Multi-core program probing (1) False sharing and verification using vtune

Source: Internet
Author: User
Tags intel core 2 duo

A common problem in multi-core development is false sharing (failure sharing). This problem allows us to look at the compilation of multi-core programs from a completely new perspective, which is the hardware perspective.

 

On Intel Core 2 Duo processor platform, L2 cache is shared by two cores, while L1 data cache is separated and accessed by two cores respectively. The cache line size is 64 bytes. When different threads read and write different variables at the same time, because these two variables are actually stored on the same cache line, in this way, access to the cache line may be compromised, resulting in potential performance loss. For example, this Code:

Unsigned char vectora [10];
Unsigned char vectorb [10];

 

Uint mythreadproca (lpvoid pparam)
{
Unsigned long mycounter= 100000000;
While (-- mycounter)
{
For (INT I = 0; I <10; ++ I)
{
++ Vectora [I];
}
}
Return 0; // thread completed successfully
}

 

Uint mythreadprocb (lpvoid pparam)
{
Unsigned long mycounter= 100000000;
While (-- mycounter)
{
For (INT I = 0; I <10; ++ I)
{
++ Vectorb [I];
}
}
Return 0; // thread completed successfully
}

 

Although mythreadproc [A/B] is two different threads and two different variables are accessed, false sharing actually happens. When mythreadproca updates vectora [I], the cache line on the corresponding core A is also updated to the modified status, this cache line stores a copy of vectorb [I]. Therefore, the cacheline in another core B will become invalid ), the CPU will have to use the cache Protocol (Cache synchronization protocol) to notify the cache line on core B to update vectorb data at the same time. In this way, although mythreadproca does not modify vectorb, but it will cause the cache miss to increase when mythreadprocb thread accesses vectorb! We know that the cache access speed is 10 times that of normal memory, and the Miss increase in cache will cause significant performance degradation!

 

On the core2 platform, you can use the ext_snoop.all_agents.hitm event to evaluate the impact of false sharing. It monitors the transmission of bus (memory bus). If an hitm event occurs, it indicates that the cache at the response end on the bus is being modified, which exactly reflects the root cause of the false sharing problem.

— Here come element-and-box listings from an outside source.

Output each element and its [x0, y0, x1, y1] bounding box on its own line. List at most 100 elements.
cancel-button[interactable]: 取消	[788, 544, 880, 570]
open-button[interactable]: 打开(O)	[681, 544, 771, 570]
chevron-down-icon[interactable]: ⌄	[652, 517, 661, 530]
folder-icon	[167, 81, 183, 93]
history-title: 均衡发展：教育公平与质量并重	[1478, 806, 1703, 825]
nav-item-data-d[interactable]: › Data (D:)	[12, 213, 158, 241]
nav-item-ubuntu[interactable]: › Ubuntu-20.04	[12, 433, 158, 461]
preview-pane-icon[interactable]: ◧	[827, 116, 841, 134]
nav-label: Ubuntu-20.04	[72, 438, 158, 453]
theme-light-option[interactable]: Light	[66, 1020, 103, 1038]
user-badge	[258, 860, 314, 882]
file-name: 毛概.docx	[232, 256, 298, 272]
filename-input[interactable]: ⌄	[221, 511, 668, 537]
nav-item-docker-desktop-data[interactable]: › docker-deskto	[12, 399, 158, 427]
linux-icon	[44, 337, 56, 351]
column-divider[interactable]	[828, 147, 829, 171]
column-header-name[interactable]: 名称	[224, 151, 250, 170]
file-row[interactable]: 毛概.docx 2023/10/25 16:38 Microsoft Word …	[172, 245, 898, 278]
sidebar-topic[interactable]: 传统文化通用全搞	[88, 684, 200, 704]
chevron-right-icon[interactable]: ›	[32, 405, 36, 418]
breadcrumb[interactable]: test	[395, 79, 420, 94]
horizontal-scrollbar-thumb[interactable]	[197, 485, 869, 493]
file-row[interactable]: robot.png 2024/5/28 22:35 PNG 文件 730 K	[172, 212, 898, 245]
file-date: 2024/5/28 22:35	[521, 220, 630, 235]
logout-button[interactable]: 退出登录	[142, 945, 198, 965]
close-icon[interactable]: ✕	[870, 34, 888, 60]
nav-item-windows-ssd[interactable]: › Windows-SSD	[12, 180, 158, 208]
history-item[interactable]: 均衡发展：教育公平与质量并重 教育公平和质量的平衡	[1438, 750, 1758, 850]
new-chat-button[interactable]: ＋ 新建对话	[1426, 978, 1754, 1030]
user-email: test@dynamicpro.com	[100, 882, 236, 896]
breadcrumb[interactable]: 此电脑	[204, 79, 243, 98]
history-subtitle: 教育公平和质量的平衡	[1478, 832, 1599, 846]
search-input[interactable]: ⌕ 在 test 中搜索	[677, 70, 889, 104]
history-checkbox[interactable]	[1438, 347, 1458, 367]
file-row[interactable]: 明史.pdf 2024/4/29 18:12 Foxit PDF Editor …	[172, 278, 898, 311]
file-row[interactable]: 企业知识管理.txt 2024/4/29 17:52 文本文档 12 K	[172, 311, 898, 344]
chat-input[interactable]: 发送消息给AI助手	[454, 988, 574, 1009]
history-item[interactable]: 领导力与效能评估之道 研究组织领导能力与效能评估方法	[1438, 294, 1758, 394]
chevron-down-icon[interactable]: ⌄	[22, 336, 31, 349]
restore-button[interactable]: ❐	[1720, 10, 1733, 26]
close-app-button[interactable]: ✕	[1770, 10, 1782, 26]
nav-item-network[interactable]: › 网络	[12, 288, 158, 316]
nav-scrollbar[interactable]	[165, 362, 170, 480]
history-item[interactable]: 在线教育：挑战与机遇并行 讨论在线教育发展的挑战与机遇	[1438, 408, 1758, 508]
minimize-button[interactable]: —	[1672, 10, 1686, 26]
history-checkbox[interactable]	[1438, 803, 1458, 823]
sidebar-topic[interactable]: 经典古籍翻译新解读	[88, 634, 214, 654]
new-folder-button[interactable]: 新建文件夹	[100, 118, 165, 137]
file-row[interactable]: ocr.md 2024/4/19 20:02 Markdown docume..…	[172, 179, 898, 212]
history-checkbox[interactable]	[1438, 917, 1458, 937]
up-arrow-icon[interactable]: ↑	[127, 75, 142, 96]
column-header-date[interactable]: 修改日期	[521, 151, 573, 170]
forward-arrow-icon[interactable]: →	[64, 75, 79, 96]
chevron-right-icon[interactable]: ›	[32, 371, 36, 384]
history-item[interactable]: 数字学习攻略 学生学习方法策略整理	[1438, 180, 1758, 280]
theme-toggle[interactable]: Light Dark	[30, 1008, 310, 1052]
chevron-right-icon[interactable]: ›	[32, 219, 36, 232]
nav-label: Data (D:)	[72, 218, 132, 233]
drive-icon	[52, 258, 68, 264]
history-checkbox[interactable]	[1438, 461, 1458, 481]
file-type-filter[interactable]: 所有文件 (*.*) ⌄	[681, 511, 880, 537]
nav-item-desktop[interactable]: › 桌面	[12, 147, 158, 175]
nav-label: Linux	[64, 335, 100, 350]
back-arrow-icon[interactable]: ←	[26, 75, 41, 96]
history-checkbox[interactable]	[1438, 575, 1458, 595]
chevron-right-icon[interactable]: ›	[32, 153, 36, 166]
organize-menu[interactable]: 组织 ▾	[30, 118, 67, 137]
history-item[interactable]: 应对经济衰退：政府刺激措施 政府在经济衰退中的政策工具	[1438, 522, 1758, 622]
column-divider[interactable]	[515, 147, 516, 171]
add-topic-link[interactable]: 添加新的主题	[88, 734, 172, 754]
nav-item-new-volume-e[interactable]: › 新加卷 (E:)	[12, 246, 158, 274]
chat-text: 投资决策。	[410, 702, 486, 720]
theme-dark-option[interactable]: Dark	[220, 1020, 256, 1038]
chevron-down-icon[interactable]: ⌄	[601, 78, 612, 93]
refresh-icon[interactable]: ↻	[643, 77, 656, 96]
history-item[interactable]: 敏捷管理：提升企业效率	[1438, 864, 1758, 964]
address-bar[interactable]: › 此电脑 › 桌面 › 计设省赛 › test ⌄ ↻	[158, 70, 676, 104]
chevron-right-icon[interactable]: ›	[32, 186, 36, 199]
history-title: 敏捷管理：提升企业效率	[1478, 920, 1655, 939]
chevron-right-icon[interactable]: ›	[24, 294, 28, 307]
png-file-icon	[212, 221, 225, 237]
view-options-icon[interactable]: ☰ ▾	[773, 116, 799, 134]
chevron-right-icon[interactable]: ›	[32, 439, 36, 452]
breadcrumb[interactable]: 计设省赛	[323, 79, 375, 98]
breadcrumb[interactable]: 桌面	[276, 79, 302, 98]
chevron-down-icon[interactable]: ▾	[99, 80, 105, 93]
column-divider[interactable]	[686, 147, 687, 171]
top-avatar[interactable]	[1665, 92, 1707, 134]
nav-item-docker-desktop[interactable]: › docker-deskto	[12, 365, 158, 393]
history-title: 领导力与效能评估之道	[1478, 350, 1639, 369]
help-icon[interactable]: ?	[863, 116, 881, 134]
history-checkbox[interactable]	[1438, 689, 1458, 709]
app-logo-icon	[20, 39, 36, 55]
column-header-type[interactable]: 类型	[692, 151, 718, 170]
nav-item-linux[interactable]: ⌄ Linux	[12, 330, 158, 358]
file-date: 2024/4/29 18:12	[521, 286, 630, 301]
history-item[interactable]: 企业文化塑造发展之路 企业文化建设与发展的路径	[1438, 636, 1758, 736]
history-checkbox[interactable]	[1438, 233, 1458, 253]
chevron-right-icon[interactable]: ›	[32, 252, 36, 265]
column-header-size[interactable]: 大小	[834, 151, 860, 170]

Description of the vtune manual for ext_snoop.all_agents.hitm:

This event counts the Snoop responses to bus transactions. responses can be counted separately by type and by bus agent. with the 'This _ agent' mask the event counts Snoop responses from this processor to bus transactions sent by this processor. with the 'all _ agents' mask the event counts all Snoop responses seen on the bus.

 

Let's take a look at the measurement results of the above Code!


 

When sampling is used, ext_snoop.all_agents.hitm occurs 1175 times, cpu_clk is 6373, and inst_retired is 3796.

 

The solution of false sharing is also very simple. You only need to put the shared data in different cache lines. For example, you can change the code:

 

Unsigned char vectora [100];
Unsigned char vectorb [100];

 

In this way, vectora [0 ~ 9] And vectorb [0 ~ 9], vectora [10 ~ 99] is used as a pad placeholder to fill up the same cache line (64 bytes.

 

The measurement data after resolving the false sharing problem is:

 

 

Ext_snoop.all_agents.hitm dropped significantly to 179 times, while cpu_clk dropped to 1847. because the number of commands has not changed significantly, inst_retired is 3370. Similar results can also be obtained through the embedded timing Function Method in the program.

 

To sum up, the solution to the false sharing problem is as follows:

1. Increase the interval between array elements so that the elements accessed by different threads are located on different cache lines.
2. Create a local copy of each element of the entire local array in each thread, and then write it back to the global array.

False sharing is a common problem in multi-core program development and needs to be emphasized by programmers.

Contact Us

The content source of this page is from Internet, which doesn't represent Alibaba Cloud's opinion; products and services mentioned on that page don't have any relationship with Alibaba Cloud. If the content of the page makes you feel confusing, please write us an email, we will handle the problem within 5 days after receiving your email.

If you find any instances of plagiarism from the community, please send an email to: info-contact@alibabacloud.com and provide relevant evidence. A staff member will contact you within 5 working days.

A Free Trial That Lets You Build Big!

Start building with 50+ products and up to 12 months usage for Elastic Compute Service

  • Sales Support

    1 on 1 presale consultation

  • After-Sales Support

    24/7 Technical Support 6 Free Tickets per Quarter Faster Response

  • Alibaba Cloud offers highly flexible support services tailored to meet your exact needs.